DVD Notes: The main menu brings up all of the choices right away: Start Here (Zyrka’s intro), Pose Guide (Zyrka gives detailed instruction, mentioning basic form information, some usual mistakes, and benefits as well as contraindications. This encompasses forward seated poses: forward fold, head to knee, bound angle, seated twist, child’s pose; extended poses: plank, cobra, updog, bridge; standing poses: mountain, tree, forward fold, wide leg fold, down dog, warrior one, warrior two, triangle, extended triangle; inversion poses: legs up wall, shoulder stand; and extras: vinyasa guidelines, breathing practice, attitude.), Credits, Series A routines (33 min., 48 min., and 63 min.), and Series B routines (32 min., 46 min., and 63 min.). The routines are chaptered into segments, a fact which allows for the shorter premixes. The transition between segments is done smoothly; Zyrka will take you into a child’s pose at the end of one segment, and the next picks up right there; if you’re not looking at the screen you might not even notice the transition, except for maybe a slight change in music after a tiny pause.
Comments: Personally I prefer Series B over Series A, even if Series B has a long hold in upavista konasana, one of my biggest nemeses. For one thing, even more bits and pieces of B, especially the opening sequences, remind me of some of Erich Schiffmann’s. For another, I’m not too fond of the knee to nose and subsequent sequences in Series A which leaves you on your wrists and knees for quite a while. For yet another, I’m always up for a reclining leg stretch series and legs up the wall.

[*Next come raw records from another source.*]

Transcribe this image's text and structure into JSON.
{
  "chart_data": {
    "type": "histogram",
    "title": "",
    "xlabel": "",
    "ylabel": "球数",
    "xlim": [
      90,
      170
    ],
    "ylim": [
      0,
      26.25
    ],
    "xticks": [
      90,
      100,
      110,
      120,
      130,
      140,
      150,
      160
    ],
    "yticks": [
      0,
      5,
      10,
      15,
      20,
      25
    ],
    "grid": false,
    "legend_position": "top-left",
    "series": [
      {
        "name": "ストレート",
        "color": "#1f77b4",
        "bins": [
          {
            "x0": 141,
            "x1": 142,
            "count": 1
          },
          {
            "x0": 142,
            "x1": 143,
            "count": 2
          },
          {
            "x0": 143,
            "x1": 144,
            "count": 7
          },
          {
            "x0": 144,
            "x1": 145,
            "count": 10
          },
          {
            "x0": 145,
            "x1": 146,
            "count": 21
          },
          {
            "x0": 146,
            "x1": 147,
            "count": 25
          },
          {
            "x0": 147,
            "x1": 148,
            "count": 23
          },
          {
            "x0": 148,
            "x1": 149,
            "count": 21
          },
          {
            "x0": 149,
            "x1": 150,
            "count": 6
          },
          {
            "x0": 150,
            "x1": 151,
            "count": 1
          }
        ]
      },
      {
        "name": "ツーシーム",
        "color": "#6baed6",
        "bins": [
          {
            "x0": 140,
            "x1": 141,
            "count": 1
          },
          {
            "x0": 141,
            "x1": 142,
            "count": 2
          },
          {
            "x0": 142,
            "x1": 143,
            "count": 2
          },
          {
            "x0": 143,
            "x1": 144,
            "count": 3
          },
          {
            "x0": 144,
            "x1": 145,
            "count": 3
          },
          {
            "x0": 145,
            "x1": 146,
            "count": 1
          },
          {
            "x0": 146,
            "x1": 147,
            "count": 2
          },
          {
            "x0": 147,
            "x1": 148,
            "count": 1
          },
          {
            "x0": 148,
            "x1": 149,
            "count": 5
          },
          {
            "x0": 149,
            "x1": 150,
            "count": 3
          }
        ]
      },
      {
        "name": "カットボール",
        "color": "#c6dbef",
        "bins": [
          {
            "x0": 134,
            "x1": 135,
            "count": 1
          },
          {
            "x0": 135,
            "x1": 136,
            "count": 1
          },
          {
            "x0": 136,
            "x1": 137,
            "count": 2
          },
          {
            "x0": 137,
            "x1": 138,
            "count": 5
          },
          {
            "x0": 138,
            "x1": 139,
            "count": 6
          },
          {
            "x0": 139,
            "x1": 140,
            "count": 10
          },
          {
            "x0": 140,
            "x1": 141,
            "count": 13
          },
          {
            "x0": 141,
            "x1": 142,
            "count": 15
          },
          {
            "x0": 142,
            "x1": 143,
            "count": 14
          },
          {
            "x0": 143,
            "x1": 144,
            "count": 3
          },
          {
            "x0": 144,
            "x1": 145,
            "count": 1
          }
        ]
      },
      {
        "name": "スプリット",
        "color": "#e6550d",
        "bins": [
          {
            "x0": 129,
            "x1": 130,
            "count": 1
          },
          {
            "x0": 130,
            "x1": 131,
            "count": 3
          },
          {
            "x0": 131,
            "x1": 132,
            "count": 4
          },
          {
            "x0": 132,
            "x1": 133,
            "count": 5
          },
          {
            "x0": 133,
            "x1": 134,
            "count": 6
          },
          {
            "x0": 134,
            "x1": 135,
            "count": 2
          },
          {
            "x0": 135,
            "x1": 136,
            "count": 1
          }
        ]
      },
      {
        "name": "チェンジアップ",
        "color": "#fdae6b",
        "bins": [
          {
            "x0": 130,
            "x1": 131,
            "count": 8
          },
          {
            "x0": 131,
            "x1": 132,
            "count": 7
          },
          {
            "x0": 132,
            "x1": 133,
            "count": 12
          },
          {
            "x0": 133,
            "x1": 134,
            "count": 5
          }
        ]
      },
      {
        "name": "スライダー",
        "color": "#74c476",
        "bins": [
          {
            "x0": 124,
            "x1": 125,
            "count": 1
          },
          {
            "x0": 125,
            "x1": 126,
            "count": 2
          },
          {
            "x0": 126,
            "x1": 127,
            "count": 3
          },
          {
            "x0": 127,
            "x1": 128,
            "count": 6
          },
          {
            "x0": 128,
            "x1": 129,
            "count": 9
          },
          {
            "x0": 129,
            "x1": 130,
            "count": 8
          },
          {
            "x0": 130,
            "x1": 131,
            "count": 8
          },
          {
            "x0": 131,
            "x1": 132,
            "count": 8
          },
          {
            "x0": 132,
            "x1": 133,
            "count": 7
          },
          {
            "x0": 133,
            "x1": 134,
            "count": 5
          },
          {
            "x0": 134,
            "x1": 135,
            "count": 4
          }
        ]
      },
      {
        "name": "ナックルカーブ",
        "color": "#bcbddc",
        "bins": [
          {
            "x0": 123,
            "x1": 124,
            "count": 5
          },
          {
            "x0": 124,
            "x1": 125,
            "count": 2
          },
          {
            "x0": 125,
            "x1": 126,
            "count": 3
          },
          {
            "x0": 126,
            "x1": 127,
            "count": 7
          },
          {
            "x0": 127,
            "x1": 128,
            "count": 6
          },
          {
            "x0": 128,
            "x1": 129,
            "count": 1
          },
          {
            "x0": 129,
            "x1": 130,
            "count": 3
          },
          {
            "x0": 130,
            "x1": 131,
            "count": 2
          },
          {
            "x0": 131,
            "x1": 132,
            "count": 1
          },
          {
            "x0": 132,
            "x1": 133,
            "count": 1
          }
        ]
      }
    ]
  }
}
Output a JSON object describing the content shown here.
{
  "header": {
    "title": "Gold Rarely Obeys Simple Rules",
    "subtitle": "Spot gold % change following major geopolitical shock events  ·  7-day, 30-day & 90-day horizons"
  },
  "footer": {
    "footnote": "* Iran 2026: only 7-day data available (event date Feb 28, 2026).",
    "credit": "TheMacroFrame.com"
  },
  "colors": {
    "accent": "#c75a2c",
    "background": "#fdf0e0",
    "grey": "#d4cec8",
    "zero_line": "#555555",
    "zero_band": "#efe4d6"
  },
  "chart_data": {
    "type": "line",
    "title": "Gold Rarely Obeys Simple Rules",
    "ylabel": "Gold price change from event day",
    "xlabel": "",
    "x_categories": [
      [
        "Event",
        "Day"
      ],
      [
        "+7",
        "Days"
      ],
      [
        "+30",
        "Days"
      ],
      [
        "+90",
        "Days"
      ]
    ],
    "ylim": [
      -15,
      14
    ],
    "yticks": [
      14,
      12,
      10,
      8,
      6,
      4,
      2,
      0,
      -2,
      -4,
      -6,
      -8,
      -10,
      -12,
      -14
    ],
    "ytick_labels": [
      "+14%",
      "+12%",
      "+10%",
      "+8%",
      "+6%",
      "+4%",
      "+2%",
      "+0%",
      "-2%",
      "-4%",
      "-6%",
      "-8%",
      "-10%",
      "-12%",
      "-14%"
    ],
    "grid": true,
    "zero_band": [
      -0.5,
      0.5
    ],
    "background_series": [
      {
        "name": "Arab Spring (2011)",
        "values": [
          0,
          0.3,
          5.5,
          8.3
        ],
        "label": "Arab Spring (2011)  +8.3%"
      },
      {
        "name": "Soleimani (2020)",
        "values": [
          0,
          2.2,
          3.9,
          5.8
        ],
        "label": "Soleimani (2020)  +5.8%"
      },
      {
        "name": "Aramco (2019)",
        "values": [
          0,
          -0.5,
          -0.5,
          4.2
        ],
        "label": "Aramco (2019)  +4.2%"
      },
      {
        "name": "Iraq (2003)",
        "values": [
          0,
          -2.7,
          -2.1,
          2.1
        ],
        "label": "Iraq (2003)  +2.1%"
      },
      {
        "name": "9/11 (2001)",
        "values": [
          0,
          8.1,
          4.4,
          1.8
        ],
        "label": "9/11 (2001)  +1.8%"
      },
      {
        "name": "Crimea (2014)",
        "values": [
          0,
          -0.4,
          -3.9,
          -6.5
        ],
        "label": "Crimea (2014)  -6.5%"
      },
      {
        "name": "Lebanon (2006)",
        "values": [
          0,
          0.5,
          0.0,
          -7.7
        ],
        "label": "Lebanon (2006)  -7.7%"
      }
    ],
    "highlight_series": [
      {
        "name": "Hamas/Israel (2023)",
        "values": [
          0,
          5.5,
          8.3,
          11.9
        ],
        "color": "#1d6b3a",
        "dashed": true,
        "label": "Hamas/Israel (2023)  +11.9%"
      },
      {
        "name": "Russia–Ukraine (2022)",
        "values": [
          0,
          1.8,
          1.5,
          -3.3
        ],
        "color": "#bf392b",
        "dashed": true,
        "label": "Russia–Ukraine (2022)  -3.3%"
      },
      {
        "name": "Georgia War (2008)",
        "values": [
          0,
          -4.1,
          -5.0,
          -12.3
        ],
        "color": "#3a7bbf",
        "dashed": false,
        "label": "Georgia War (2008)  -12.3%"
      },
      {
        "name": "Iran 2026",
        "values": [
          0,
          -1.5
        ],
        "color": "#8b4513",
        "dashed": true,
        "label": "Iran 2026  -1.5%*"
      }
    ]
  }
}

Something petty: some of the arm movements get a little fussy for my tastes. (For example, in Series A, you transition from warrior II into triangle by bringing arms overhead, back to the heart, out and overhead again, and finally back down to where you started to reach into triangle.)
This may be gentle yoga, but that doesn’t mean you’re going to flop on the floor for the whole time. (If you want to do that, I’d recommend Evelyn Neaman’s Restorative Yoga or segments from Barbara Benagh’s Yoga for Stress Relief, Dr. Baxter Bell’s Yoga Journal Yoga for Stress, and Laura Hawes’ Yoga Therapy Prescriptions.) If you’re looking for similarly gentle yoga practices, try Kripalu Yoga – Gentle, the active segment from Dr. Baxter Bell’s Yoga Journal Yoga for Stress, Rod Stryker’s Yoga For Longevity (now Peak Performance Yoga), and Raji Thron’s Yoga Synthesis 1: Gentle Series “Sukha Vinyasa.” You might also like practices like Barbara Benagh’s AM / PM Yoga for Beginners (or perhaps also Yoga for Stress Relief or Body + Soul Yoga for Beginners), Sara Ivanhoe’s Crunch Candlelight Yoga, Diana Kovanda’s Yoga Cape Cod, Rainbeau Mars’ Pure Tranquility, Erich Schiffmann’s Backyard Series: Beginning Yoga, and Karen Voight’s Yoga Focus (now Yoga Power) stretch segment (which is also on Sleek Physique, now Slim Physique). If you’re ready for a little more challenge but at about the same pace, try Eoin Finn’s Pure & Simple Yoga. If you find yourself enjoying the moving in and out of poses with each breath more than the long holds, you might look into Viniyoga, such as Gary Kraftsow’s Viniyoga Therapy DVD series with Pranamaya.
Zyrka has a pleasant voice. Although she mentions a fair number of form tips and reminders during the practice, she doesn’t include a ton of form instruction; those are found in the accompanying extras. She focuses on cuing basic position, move changes, and the breath, which she does well. She cues for her right and left (so no real mirror cuing.) Most of the time she just uses English names for poses, but sometimes she also includes the Sanskrit ones and other times none. She does a couple of things like tuck her hair behind her ears or tug on her shirt or flub a few cues (e.g. in the savasana she does the left buttocks out of order), but she still appears a knowledgeable instructor. As someone who’s young myself I don’t mind her at all (I have more confidence in her than Erin Pillman of Yoga on Demand, for example). Zyrka’s training comes from the Bhairavi Maha tradition of yoga.